Having PTSD is mentally and emotionally exhausting, it is one day at a time. It is ups and downs. It is reactions and triggers, and it is dealing with them all. But in time it can get better. Some times it takes meds, sometimes it takes years, and struggles, and lots of love and care, but it can be done. If you know someone who has been diagnosed with PTSD or exhibits the symptoms of it, please help them to get help. It can destroy lives, and relationships. It has the power to take the power from the victim because they are always in the response mode.
I would say the worst part of PTSD is finding all of the parts of it that have been hidden in lost places, and of course the moments when you black out and don’t know exactly what you are doing. PTSD is hard, and I find that some days I want to close the door and just be away from people so that I can have some calm and quiet. So that I can relax. My mind is always going anyway, and I want to be able to just let it relax, and still some of the constant flutter of information floating around.
If you have PTSD, I am sorry for you, and I empathize, that it is a hard condition to live with and through, so please seek help, realize if you have the symptoms and see a therapist. Don’t try and handle PTSD on your own, or manage it without help. There is no shame in having PTSD, because it isn’t something that you can do to yourself. It is something that happens when the mind has been through extreme survival situations.

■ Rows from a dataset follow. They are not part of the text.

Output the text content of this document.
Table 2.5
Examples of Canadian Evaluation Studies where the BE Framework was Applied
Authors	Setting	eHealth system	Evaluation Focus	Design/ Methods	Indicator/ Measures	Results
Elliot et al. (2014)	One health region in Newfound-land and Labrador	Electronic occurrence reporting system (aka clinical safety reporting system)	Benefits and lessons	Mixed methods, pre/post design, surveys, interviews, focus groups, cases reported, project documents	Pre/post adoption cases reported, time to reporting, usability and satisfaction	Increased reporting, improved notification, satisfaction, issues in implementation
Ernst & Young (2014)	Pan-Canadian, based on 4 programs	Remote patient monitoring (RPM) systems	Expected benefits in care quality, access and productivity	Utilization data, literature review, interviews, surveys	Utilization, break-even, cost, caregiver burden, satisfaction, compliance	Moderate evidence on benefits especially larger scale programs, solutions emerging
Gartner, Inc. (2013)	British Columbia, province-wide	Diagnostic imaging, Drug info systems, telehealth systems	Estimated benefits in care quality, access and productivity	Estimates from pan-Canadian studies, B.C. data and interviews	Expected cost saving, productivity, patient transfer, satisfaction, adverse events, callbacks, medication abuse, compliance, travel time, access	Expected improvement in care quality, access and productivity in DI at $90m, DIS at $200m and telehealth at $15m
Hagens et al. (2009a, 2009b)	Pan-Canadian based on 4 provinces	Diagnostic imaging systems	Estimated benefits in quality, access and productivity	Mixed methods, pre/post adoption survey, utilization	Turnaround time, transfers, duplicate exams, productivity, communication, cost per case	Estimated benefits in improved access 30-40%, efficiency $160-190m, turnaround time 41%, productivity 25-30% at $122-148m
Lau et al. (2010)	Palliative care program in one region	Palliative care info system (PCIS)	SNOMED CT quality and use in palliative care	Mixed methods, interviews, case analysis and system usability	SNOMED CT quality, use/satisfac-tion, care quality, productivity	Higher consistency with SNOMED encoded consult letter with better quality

PTSD is hard, but not impossible. It has effected many more people than we know, and they might rely on you to speak up for them, or help them understand what they are going through, while being a friend does not make you qualified to diagnose PTSD, you can guide them in the right direction to get help, and to better their lives. We are just humans who have survived terrible things, and though we live with PTSD, we try and not let it run our lives.